In congressional testimony in 2005, Gerez identified Patti as a torturer, prompting lawmakers to deny the former police official a congressional seat that he had won at the ballot box.
Now a powerful right-wing political figure, Patti became a suspect in Gerez's alleged disappearance.
He denied any connection.
"I have the tranquillity to say that it wasn't anyone in my party or my entourage that committed this," Patti told reporters. "Behind all this there is a reason, and it is political," he said, alluding to the president's office.
One of Gerez's six children, Jose Luis Gerez, doubted that Patti was behind the incident.
"They would have killed my old man," he told the weekly Perfil newspaper. "He would have appeared dead."
Kirchner's aides have strongly denied that Gerez's abduction was staged. Prosecutors say his story is supported by physical indications that he had been tied and abused, and evidence of psychological trauma.
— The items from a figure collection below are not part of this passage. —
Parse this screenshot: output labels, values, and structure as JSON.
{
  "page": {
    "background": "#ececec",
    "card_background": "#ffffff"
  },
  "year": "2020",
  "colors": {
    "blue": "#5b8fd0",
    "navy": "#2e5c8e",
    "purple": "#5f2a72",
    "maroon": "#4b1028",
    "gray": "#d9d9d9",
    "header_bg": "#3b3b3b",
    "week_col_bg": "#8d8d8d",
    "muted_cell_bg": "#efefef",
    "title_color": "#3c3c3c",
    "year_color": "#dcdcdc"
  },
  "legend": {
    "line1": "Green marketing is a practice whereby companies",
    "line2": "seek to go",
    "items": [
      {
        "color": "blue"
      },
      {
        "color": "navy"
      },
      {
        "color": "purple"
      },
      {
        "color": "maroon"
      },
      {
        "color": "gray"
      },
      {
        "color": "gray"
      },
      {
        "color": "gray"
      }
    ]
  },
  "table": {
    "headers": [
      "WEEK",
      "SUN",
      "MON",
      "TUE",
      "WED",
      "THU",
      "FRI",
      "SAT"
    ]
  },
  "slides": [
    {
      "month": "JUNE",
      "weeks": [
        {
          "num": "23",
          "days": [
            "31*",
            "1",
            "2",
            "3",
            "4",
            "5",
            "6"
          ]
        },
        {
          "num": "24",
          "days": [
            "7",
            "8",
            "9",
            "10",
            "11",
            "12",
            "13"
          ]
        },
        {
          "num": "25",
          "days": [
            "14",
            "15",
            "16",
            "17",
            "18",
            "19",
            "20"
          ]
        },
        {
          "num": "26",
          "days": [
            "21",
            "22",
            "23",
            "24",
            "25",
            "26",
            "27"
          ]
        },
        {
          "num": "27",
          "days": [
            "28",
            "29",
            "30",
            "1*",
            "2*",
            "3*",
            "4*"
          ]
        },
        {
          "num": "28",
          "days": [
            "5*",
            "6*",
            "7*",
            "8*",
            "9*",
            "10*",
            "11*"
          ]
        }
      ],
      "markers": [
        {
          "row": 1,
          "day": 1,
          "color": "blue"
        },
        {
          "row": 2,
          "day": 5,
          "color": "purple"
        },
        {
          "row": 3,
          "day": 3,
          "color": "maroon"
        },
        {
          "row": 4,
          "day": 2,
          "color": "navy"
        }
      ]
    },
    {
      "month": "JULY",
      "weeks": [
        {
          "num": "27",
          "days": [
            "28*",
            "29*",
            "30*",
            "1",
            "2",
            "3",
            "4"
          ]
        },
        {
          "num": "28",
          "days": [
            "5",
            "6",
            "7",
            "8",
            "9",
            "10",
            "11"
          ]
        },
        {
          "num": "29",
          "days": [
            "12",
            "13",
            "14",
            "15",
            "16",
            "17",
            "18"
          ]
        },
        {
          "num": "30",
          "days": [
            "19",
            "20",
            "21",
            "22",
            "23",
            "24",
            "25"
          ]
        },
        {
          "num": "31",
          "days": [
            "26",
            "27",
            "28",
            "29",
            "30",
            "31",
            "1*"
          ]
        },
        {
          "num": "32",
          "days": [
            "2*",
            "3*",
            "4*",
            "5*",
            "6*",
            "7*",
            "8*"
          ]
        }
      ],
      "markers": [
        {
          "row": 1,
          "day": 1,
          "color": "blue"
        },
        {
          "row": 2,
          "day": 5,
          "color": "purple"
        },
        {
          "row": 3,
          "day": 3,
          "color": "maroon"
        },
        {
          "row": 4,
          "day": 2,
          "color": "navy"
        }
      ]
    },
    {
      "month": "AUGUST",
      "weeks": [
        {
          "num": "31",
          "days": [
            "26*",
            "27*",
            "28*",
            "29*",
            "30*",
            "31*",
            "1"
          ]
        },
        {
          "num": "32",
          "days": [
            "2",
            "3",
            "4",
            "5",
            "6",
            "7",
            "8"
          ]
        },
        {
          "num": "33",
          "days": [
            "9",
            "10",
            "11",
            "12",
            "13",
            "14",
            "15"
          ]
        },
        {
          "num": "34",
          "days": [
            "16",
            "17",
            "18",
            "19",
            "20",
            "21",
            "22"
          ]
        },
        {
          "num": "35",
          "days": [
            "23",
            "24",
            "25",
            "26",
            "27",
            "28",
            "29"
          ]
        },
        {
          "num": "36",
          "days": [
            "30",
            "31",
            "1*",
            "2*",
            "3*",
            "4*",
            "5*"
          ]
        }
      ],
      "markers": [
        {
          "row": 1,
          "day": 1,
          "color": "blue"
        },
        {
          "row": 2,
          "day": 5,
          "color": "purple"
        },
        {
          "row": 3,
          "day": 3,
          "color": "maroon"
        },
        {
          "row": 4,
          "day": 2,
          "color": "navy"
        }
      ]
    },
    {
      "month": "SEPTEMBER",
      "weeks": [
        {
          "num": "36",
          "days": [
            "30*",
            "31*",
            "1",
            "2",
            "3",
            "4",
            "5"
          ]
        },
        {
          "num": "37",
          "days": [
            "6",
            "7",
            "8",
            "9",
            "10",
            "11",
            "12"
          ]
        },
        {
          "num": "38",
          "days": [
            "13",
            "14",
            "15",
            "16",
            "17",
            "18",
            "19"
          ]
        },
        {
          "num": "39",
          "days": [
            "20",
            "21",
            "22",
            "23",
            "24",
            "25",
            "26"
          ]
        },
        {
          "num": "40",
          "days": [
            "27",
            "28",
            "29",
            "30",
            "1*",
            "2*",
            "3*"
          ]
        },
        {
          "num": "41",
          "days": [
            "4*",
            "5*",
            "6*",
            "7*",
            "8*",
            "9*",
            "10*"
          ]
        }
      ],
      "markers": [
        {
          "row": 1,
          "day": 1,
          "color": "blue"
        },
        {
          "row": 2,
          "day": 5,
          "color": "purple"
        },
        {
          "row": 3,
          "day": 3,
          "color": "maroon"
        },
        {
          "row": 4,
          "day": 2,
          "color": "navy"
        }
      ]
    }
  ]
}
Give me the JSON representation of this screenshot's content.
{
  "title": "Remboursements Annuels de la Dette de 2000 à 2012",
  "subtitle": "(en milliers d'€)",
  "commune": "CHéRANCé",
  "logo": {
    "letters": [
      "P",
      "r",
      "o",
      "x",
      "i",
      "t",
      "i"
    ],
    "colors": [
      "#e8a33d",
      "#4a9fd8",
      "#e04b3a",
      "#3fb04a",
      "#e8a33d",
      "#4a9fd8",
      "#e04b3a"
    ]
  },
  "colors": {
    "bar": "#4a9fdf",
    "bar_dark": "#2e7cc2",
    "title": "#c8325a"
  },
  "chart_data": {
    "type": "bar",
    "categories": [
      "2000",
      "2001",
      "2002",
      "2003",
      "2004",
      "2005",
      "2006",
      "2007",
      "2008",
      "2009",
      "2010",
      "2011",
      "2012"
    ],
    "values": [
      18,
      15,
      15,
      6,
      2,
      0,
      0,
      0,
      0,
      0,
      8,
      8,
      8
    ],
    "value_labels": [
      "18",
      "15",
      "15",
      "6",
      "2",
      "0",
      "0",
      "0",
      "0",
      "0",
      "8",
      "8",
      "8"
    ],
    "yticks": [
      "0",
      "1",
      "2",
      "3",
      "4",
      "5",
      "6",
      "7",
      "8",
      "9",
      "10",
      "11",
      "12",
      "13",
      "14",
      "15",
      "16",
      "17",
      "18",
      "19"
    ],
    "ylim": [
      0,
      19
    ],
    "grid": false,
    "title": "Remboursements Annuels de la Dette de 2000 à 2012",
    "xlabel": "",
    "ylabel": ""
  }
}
Authorities said about 4,000 police officers assigned to the case had been unable to find any abductors or the site where Gerez said he was held.
"We have evidence that he had been kidnapped," prosecutor Facundo Flores told reporters recently. "It is not the time to doubt someone who for us today is a victim."
Gerez has been in seclusion and under police protection. He told authorities that he had received other threats recently -- someone slashed his car tires; a motorist on the highway brandished a pistol at him; and a man in a suit carrying a briefcase approached him at a bus stop and told him that he knew where he and his family lived.
Gerez said he never saw the faces of his abductors and had few words with them. It is still unclear whether the kidnappers gave Gerez any clues about why he had been targeted or why he was released.